Stop clock: Time for football to step up
Among several intriguing aspects the 2022 World Cup in Qatar has thrown up is the huge amount of extra-time being played. It highlights that football really needs a stop clock.
In general, additional time riles fans, be it watching in person or on the TV.
So much aggro in football comes because we, the viewing public, think referees are adding too much or too little time.
As a rule sports fans do not trust referees. This default position means they are met with a barrage of whistles and abuse as the game nears its conclusion.
This World Cup opened with nearly 30 minutes extra in the England v Iran match. Albeit in this case it was mostly down to injury, the trend has continued.
Referees are stopping their watches for goal celebrations and, pleasingly, time spent rolling on the floor. Players this is, not the ball.
Football itself is a bit of a pantomime so this move is welcome.
Sizeable amounts of additional time shouldn’t be seen as exceptional. And it’s again over to another sport – rugby – to hold up as an example.
A stop clock has been used in rugby for years. Spectators know exactly where the match time stands and there is little complaint.
The full 80 minutes has to be played and fans know exactly when it is up. So it’s high time football followed suit.

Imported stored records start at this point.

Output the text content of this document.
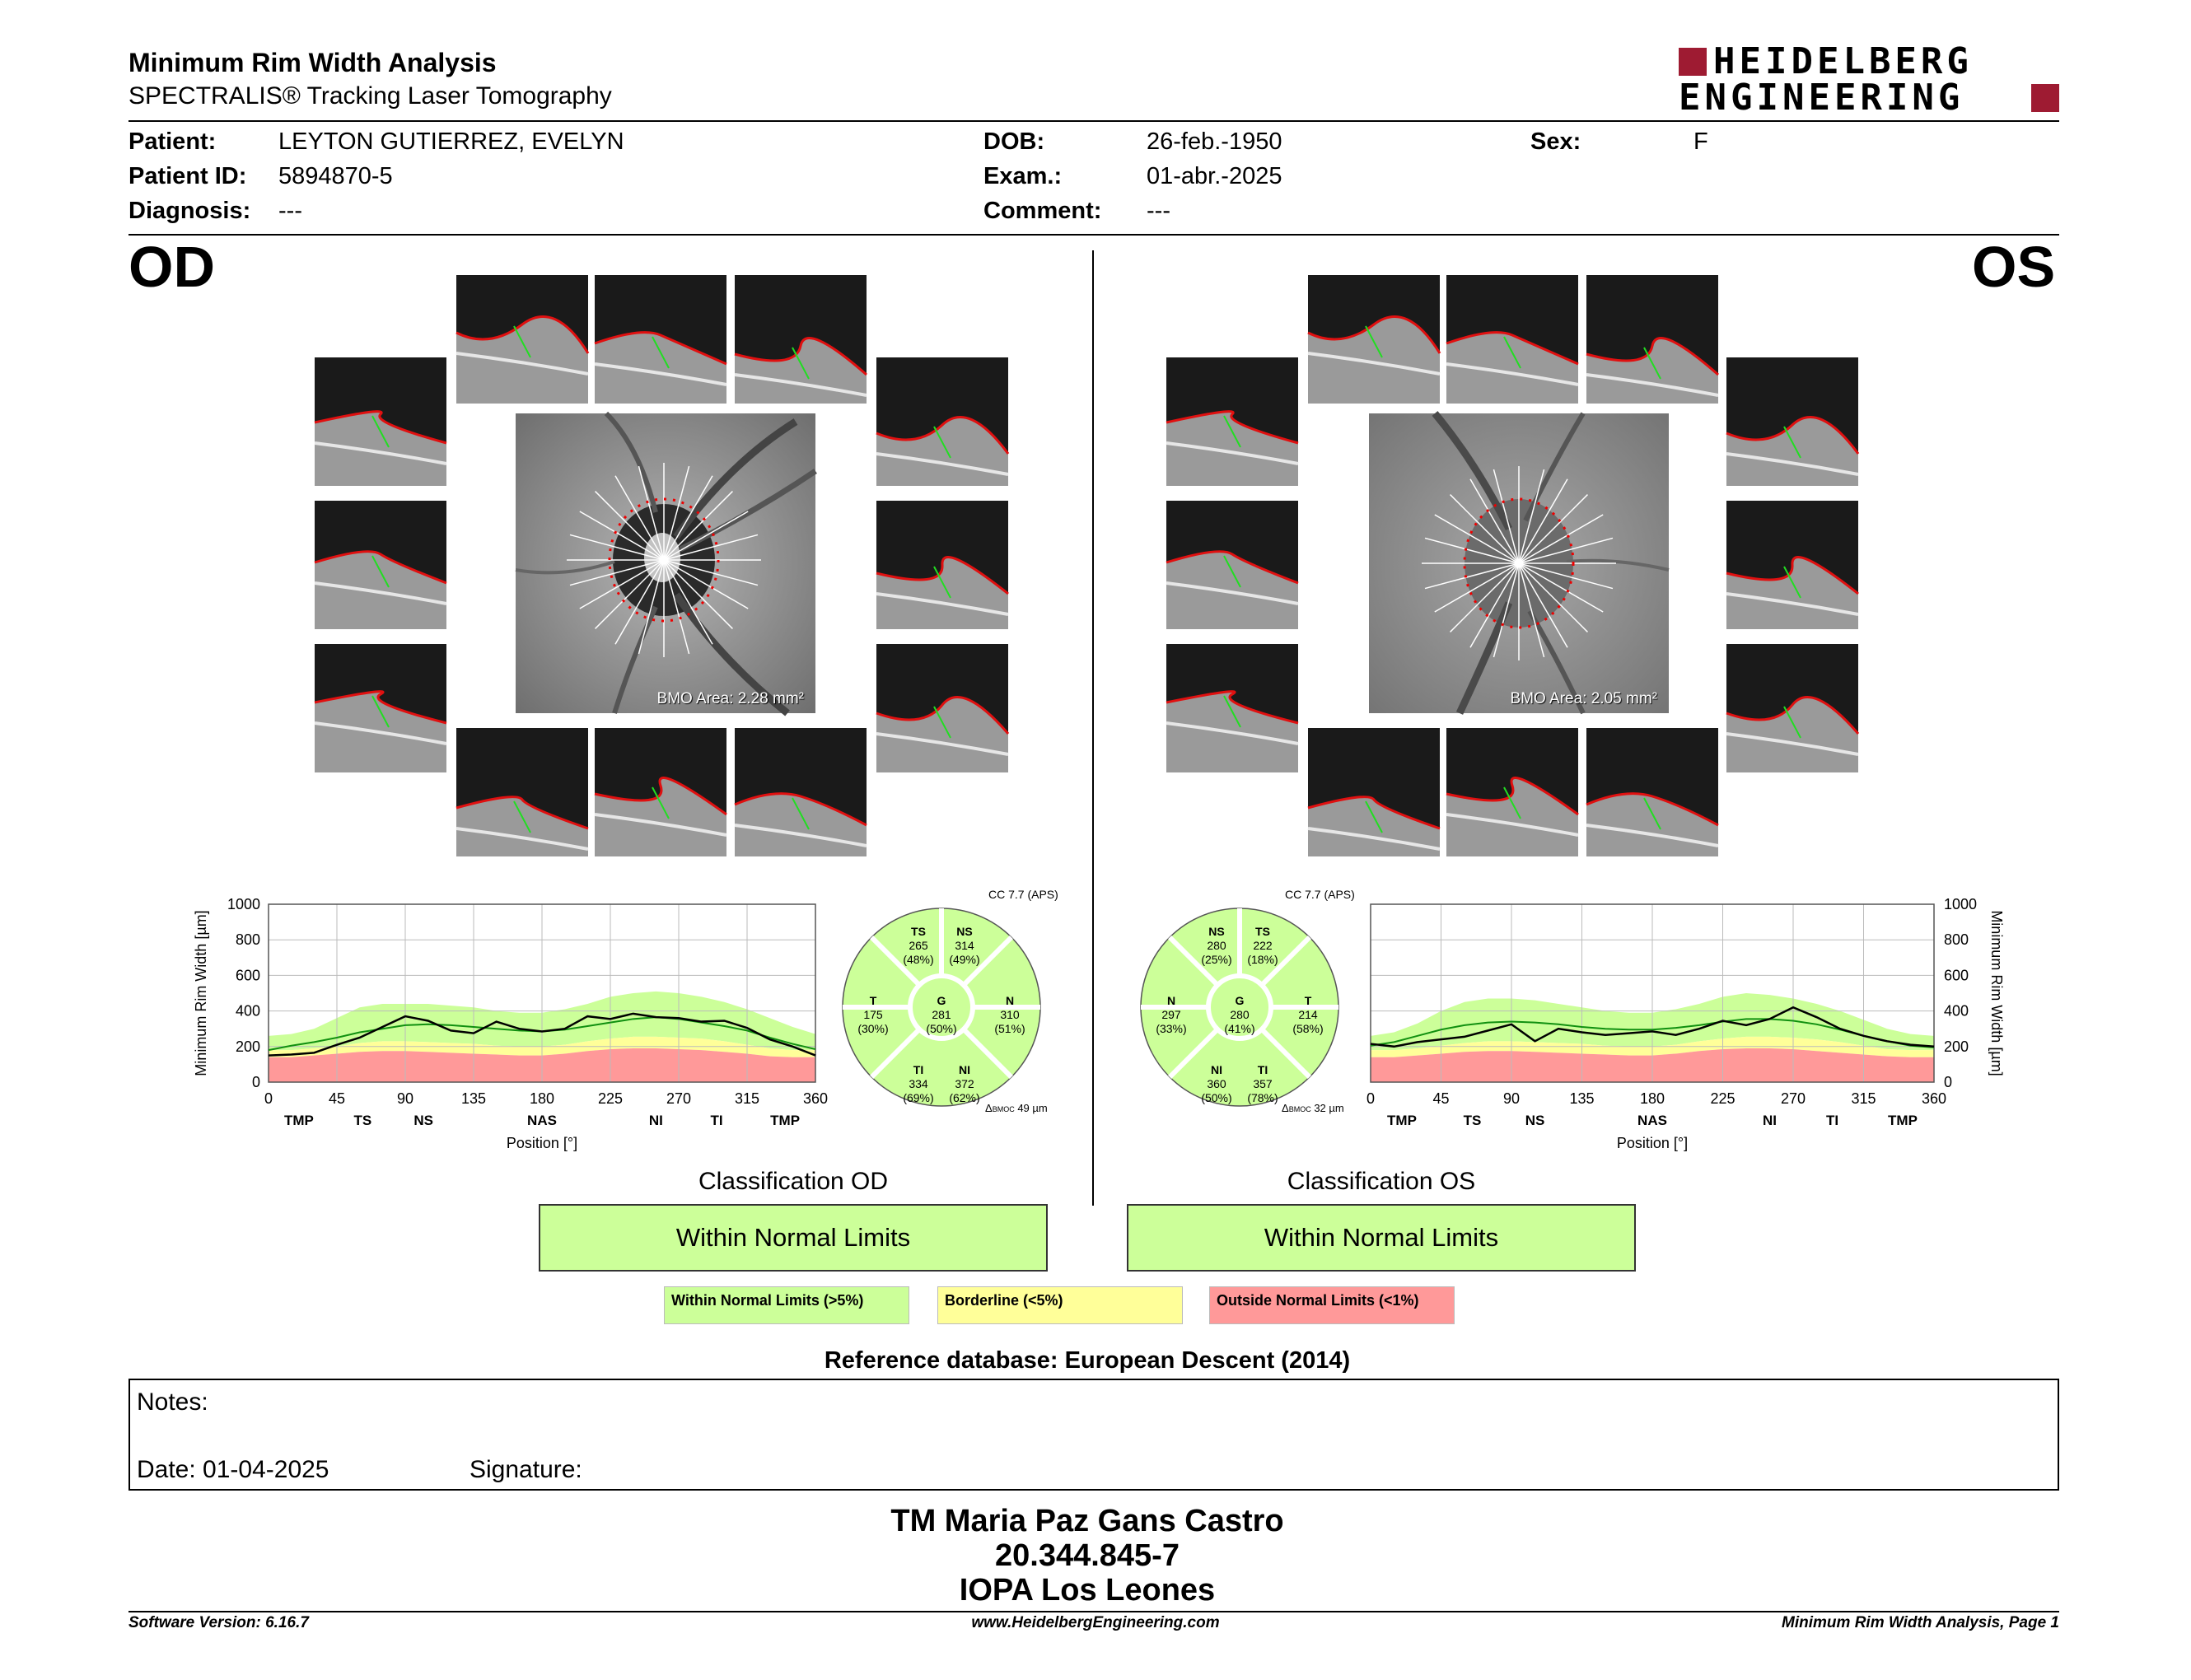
Minimum Rim Width Analysis
SPECTRALIS® Tracking Laser Tomography
HEIDELBERG
ENGINEERING
Patient:	LEYTON GUTIERREZ, EVELYN
Patient ID: 5894870-5
Diagnosis: ---
DOB:	26-feb.-1950
Exam.:	01-abr.-2025
Comment: ---
Sex:	F
OD	OS
BMO Area: 2.28 mm²	BMO Area: 2.05 mm²
0	45	90	135	180	225	270	315	360
0
200
400
600
800
1000
TMP	TS	NS	NAS	NI	TI	TMP
Position [°]
Minimum Rim Width [µm]
0	45	90	135	180	225	270	315	360
0
200
400
600
800
1000
TMP	TS	NS	NAS	NI	TI	TMP
Position [°]
Minimum Rim Width [µm]
CC 7.7 (APS)
TS
265
(48%)
NS
314
(49%)
T
175
(30%)
G
281
(50%)
N
310
(51%)
TI
334
(69%)
NI
372
(62%)
ΔBMOC 49 µm
CC 7.7 (APS)
NS
280
(25%)
TS
222
(18%)
N
297
(33%)
G
280
(41%)
T
214
(58%)
NI
360
(50%)
TI
357
(78%)
ΔBMOC 32 µm
Classification OD
Within Normal Limits
Classification OS
Within Normal Limits
Within Normal Limits (>5%)	Borderline (<5%)	Outside Normal Limits (<1%)
Reference database: European Descent (2014)
Notes:
Date: 01-04-2025	Signature:
TM Maria Paz Gans Castro
20.344.845-7
IOPA Los Leones
Software Version: 6.16.7	www.HeidelbergEngineering.com	Minimum Rim Width Analysis, Page 1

What’s stopping a stop clock?
Football has an obsession with having to be fast. The theory is fans will lose attention if everything isn’t performed at pace.
So many times, I hear people say: “It’ll stop the flow of the game”. What flow would this be? I guess it’s that thing being interrupted every 15 seconds by feigned injury and mastery of the ‘dark arts’.
The Premier League stat that the ball is only in play for 55 minutes is criminal. Consider how much money fans fork out in these lean times and it’s beyond a rip-off.
I mean, what are we paying for? The chance to see a multi-millionaire yelping and clutching his face when he’s actually been kicked in the shin, possibly.
A hope is that eventually footballers will lessen their play-acting as they know it will be added on at the end. A player who goes down will be putting his team under the cosh later on.
But whether a stop clock will arrive in the Premier League soon is another question. The time it took to adopt goal-line technology was one thing. Installing the dreaded VAR, well…
For a sport keen to promote itself as being at the cutting edge, football drags its feet where invention is concerned.